To be sure, food insecurity is not just a New York city problem but also a United States one that particularly impacts low income families and seniors. The picture is both bleak and depressing: across America today, about 7.3 million seniors are struggling with access to healthy, nutritious food. And African-American, Latino and immigrant seniors of color, as well as people with disabilities, are three times as likely to go hungry.

Moreover, if we do not address this crisis-level problem the array of negative physical and mental health outcomes that seniors now face due to food insecurity will only get progressively worse. That will have a pronounced set of unintended negative consequences for our city and state. The data conclusively shows that food insecure seniors are more likely to suffer from depression (262%), asthma (78%), diabetes (74%), and congestive heart failure (71%), adding to other already existing health challenges that they face.

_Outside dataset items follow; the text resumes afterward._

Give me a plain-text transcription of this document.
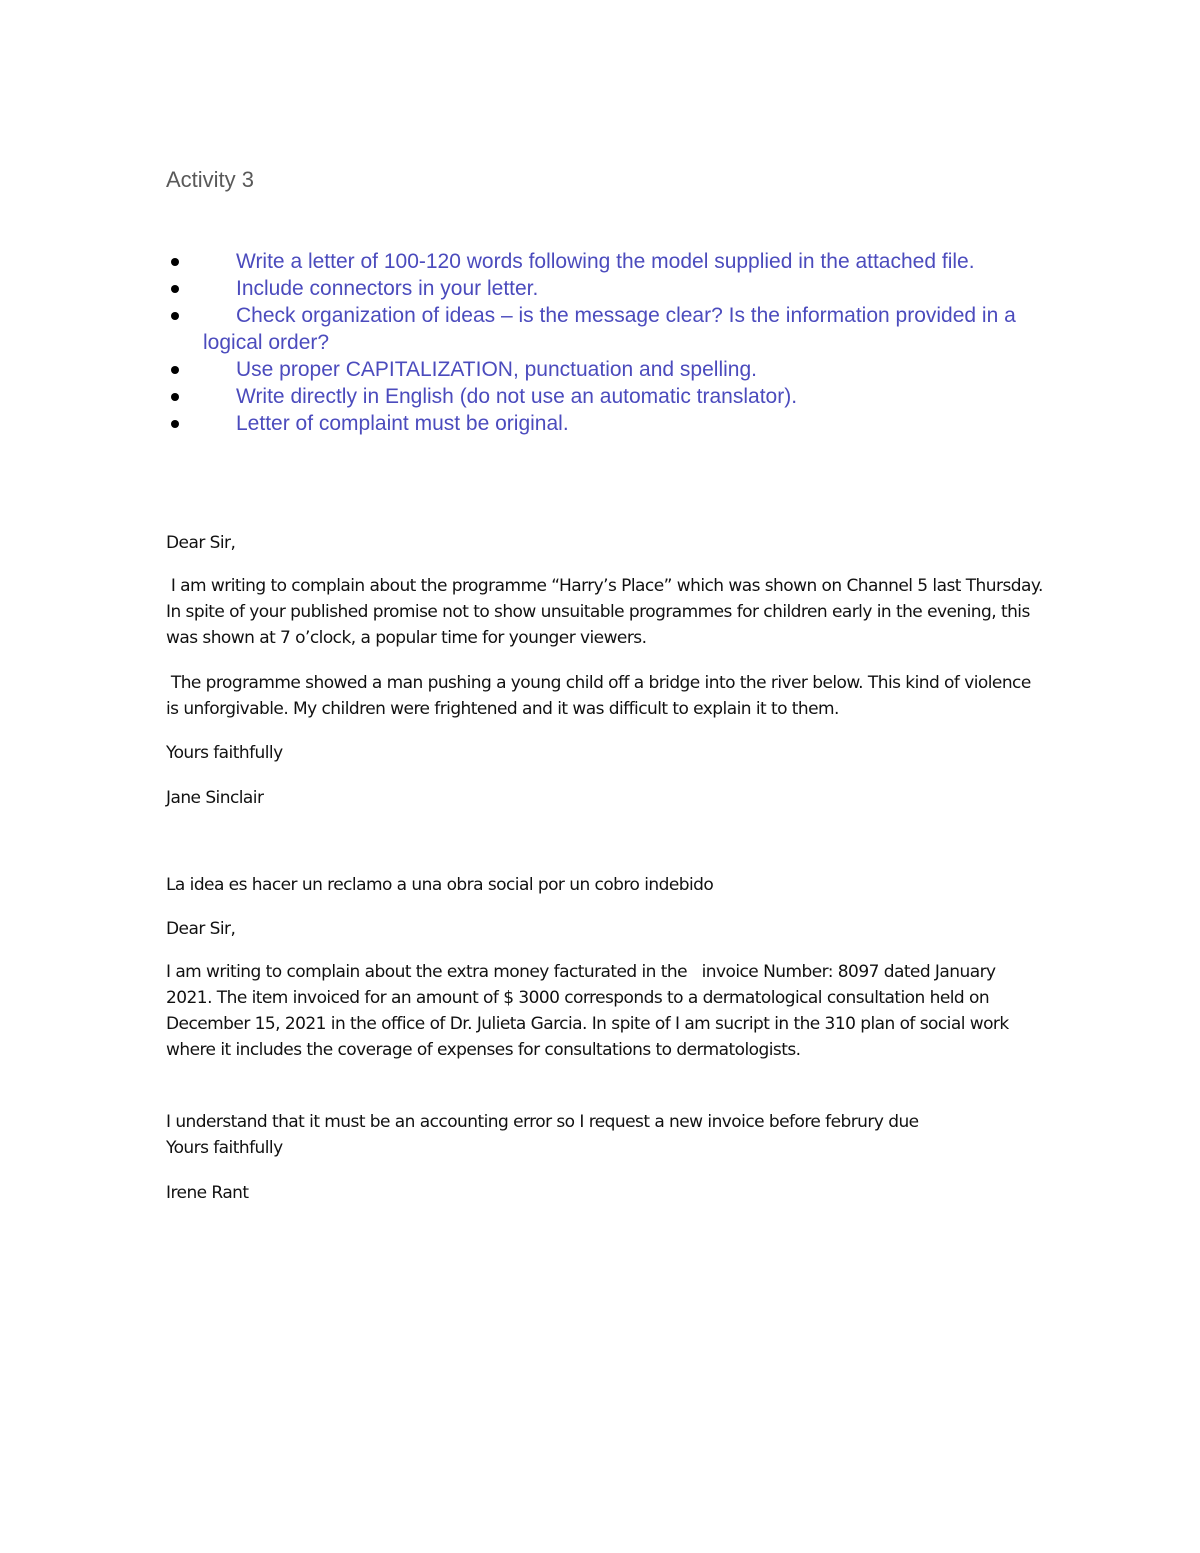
Activity 3
Write a letter of 100-120 words following the model supplied in the attached file.
Include connectors in your letter.
Check organization of ideas – is the message clear? Is the information provided in a logical order?
Use proper CAPITALIZATION, punctuation and spelling.
Write directly in English (do not use an automatic translator).
Letter of complaint must be original.
Dear Sir,
I am writing to complain about the programme “Harry’s Place” which was shown on Channel 5 last Thursday. In spite of your published promise not to show unsuitable programmes for children early in the evening, this was shown at 7 o’clock, a popular time for younger viewers.
The programme showed a man pushing a young child off a bridge into the river below. This kind of violence is unforgivable. My children were frightened and it was difficult to explain it to them.
Yours faithfully
Jane Sinclair
La idea es hacer un reclamo a una obra social por un cobro indebido
Dear Sir,
I am writing to complain about the extra money facturated in the   invoice Number: 8097 dated January 2021. The item invoiced for an amount of $ 3000 corresponds to a dermatological consultation held on December 15, 2021 in the office of Dr. Julieta Garcia. In spite of I am sucript in the 310 plan of social work where it includes the coverage of expenses for consultations to dermatologists.
I understand that it must be an accounting error so I request a new invoice before februry due
Yours faithfully
Irene Rant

One of the lingering effects of the COVID-19 pandemic on New York City’s senior citizens community is pervasive social isolation. Seniors, especially those in high-risk COVID-19 cluster areas in Brooklyn, Queens and the Bronx, faced acute isolation and trauma even before the pandemic hit, and now have hunger and rising food costs as added burdens.

That is why I am calling on Mayor Eric Adams and his administration to do more to address these issues by putting more money into the already stressed and strained 535 food pantries and 128 soup kitchens in the city that serve this at-risk population. This means a long-term commitment and investment in programs that feed our seniors and most vulnerable New Yorkers. Programs like Citymeals on Wheels, Foodbank for NYC, NYC Foundation for Senior Citizens, Encore Community Services, NY Common Pantry, and more, desperately need this help.

We must also fund our over 250 senior centers in the city that are safe spaces for our seniors, and a place to break the dread and panic of anxiety, isolation, loneliness and depression. Let’s face it, our seniors have long been overlooked, and the programs and services designed to help them critically underfunded. We must change this paradigm and mindset. As the chair of the Sub-Committee on Senior Centers and Food Insecurity I’m committed to doing just that.

[City Council Member Darlene Mealy (D-41) represents parts of Bedford-Stuyvesant, Ocean Hill-Brownsville, East Flatbush and Crown Heights].